Однажды в начале ноября я встретил Ээву-Лису внизу, у почтового автобуса. Мне предстояло принять мешок в дверях автобуса и отнести его к Сельстедтам, где почту раскладывали на диване, чтобы каждый мог взять свое. Обычно за мешком ходил я. Ээва-Лиса никогда почту не забирала. Но сейчас она стояла там. Как будто ждала меня.

И она сказала:

– Ты должен мне помочь.

Она хотела, чтобы ей помог я. Никто другой. Даже не Юханнес, это было самое странное. Словно бы он вообще не существовал, хотя был такой пригожий и всеобщий любимчик. И я не стал спрашивать. Но иногда мне кажется, что это было, пожалуй, связано с тюльпанами.

Она нуждалась в помощи. Так вот и началось по-настоящему ужасное.

Назавтра она прошла весь путь до дома Свена Хедмана по снежной целине. Я был дома один, потому что Свен пилил лед для ледника Петруса Фюртенбака, того самого, которого застукали за распитием пива. Но чего ждать от человека с таким именем, повторяли в деревне.

Об этом я и рассказал Ээве-Лисе, когда она пришла, и при этом громко хохотал. По-моему, она поняла, что я страшно нервничаю. Нет, не нервничаю, а боюсь. Я рассказал несколько историй о Петрусе Фюртенбаке. Она не засмеялась.

Мне делалось все страшнее и страшнее. Мы сидели в кухне, и я заставлял себя есть, но она не захотела ни булки с куском сахара, ни брусничного напитка.

И тут она сказала:

– Кажется, у меня будет ребенок.

Я часто рассматривал картинки в семейной Библии в зеленом доме – у Хедманов не было Библии, – хотя, будь они в любой другой книге, наверняка бы считались греховными. Греховное всегда было связано с женщинами, потому что их все по-своему любили, они были почти пригожими. Греховные картинки можно было найти, например, и в каталоге фирмы «Олен и Хольмс», с которым застукали одного из мальчиков Бюрстедтов, когда он разглядывал их в нужнике, забыв запереть дверь изнутри, и потом, в молельном доме, ему пришлось перед всеми просить Бога простить его за то, что он согрешил. Но каталог ведь не Библия.

Библия не может быть греховной, греховной делала ее в таком случае лишь собственная грязь. Различали два вида грехов – те, которые можно простить, и смертные грехи, за которые полагалась геенна огненная. Не знаю, считалось ли смертным грехом марать Святое Писание греховными мыслями, но после признания старшего из мальчиков Бюрстедтов в молельном доме его мама спросила проповедника, было ли это смертным грехом, то есть вот эти грязные мысли, а может, и действия, она не уточняла, при разглядывании рекламы бюстгальтеров в каталоге «Олен и Хольмс». На что проповедник, это был Брюгтман, ответил отрицательно. Старшего мальчика Бюрстедтов простили.

Вернее так: сперва проповедник засомневался и задумался и сказал, что это зависит от обстоятельств.

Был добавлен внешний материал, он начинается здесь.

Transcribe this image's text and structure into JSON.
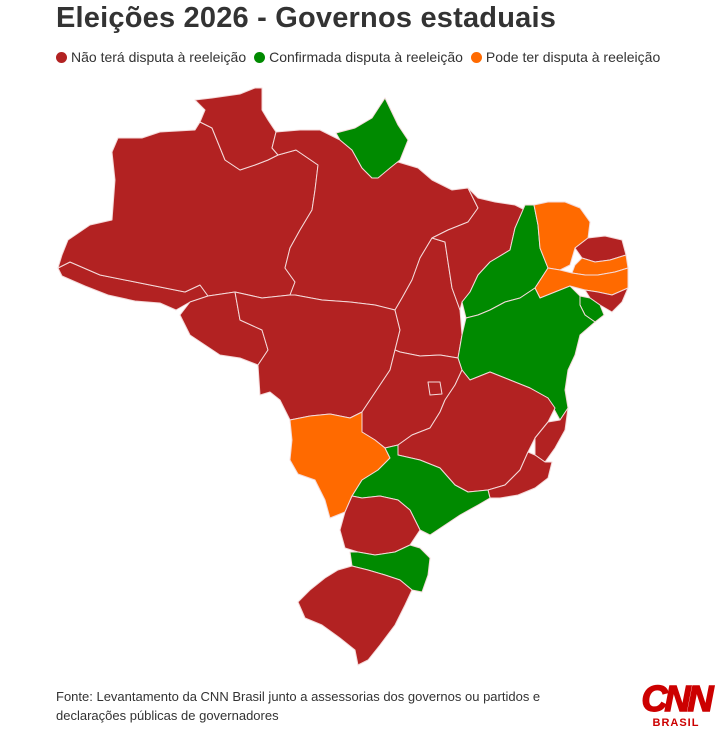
{
  "title": "Eleições 2026 - Governos estaduais",
  "legend": [
    {
      "label": "Não terá disputa à reeleição",
      "color": "#b22222"
    },
    {
      "label": "Confirmada disputa à reeleição",
      "color": "#008a00"
    },
    {
      "label": "Pode ter disputa à reeleição",
      "color": "#ff6a00"
    }
  ],
  "colors": {
    "none": "#b22222",
    "confirmed": "#008a00",
    "maybe": "#ff6a00"
  },
  "states": [
    {
      "name": "AC",
      "status": "none"
    },
    {
      "name": "AM",
      "status": "none"
    },
    {
      "name": "RR",
      "status": "none"
    },
    {
      "name": "AP",
      "status": "confirmed"
    },
    {
      "name": "PA",
      "status": "none"
    },
    {
      "name": "RO",
      "status": "none"
    },
    {
      "name": "MT",
      "status": "none"
    },
    {
      "name": "TO",
      "status": "none"
    },
    {
      "name": "MA",
      "status": "none"
    },
    {
      "name": "PI",
      "status": "confirmed"
    },
    {
      "name": "CE",
      "status": "maybe"
    },
    {
      "name": "RN",
      "status": "none"
    },
    {
      "name": "PB",
      "status": "maybe"
    },
    {
      "name": "PE",
      "status": "maybe"
    },
    {
      "name": "AL",
      "status": "none"
    },
    {
      "name": "SE",
      "status": "confirmed"
    },
    {
      "name": "BA",
      "status": "confirmed"
    },
    {
      "name": "GO",
      "status": "none"
    },
    {
      "name": "DF",
      "status": "none"
    },
    {
      "name": "MG",
      "status": "none"
    },
    {
      "name": "ES",
      "status": "none"
    },
    {
      "name": "RJ",
      "status": "none"
    },
    {
      "name": "MS",
      "status": "maybe"
    },
    {
      "name": "SP",
      "status": "confirmed"
    },
    {
      "name": "PR",
      "status": "none"
    },
    {
      "name": "SC",
      "status": "confirmed"
    },
    {
      "name": "RS",
      "status": "none"
    }
  ],
  "source": [
    "Fonte: Levantamento da CNN Brasil junto a assessorias dos governos ou partidos e",
    "declarações públicas de governadores"
  ],
  "logo": {
    "main": "CNN",
    "sub": "BRASIL"
  }
}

Мама ударилась в слезы, не желая, чтобы это от чего-то зависело. Тогда он сказал, что это обычный грех, который теперь прощен. После чего она, вознеся хвалу Господу, отправилась домой и вычистила загон для свиней.

С Библией все ж таки было куда хуже. Я долго лежал без сна и каждый раз горячо молился Сыну Человеческому.

Голову себе я особо этим не забивал, но женщины были искушением именно из-за своей пригожести. В Библии, то есть в Ветхом Завете, были картинки всемирного потопа – морские волны захлестывали почти ничем не прикрытых женщин, и те тонули. Как Эрик Лундквист из Гамла-Фальмарка, когда он утонул в Шёбусанде, а его жена, которая вместе с детьми сидела в этот воскресный день на берегу, чуть не свихнулась, и женщины, находившиеся поблизости, ее утешали. Он был весь синий. А еще картинка, изображавшая львов, поедающих почти неприкрытых женщин, и всякое другое.

Это надо же, чтобы Господь создал нечто такое, как женское тело. А потом запретил думать об этом. Конечно, думать было можно, но думать и надеяться, что это не смертный грех, который карается геенной огненной.

Не знаю, зачем я это говорю. Не знаю, зачем я рассказывал ей истории о Фюртенбаке. Наверно, нервничал. Но я знаю, что чуть не чокнулся, когда она сказала это.

Она возвращалась домой, утопая в снегу, при дневном свете.

Она все говорила и говорила, но я ничего не мог ей посоветовать. Что я мог сказать. Я же не Юханнес и не капитан Немо, а Сын Человеческий, как всегда, где-то прятался, к тому же ему ничего не стоило насплетничать Богу. Почему она призналась мне? Не Юханнесу, не Врагу, не Юсефине, а именно мне. И единственное, сказал я себе потом, единственное, в чем можно обвинить меня, – что я спилил лосиную башню.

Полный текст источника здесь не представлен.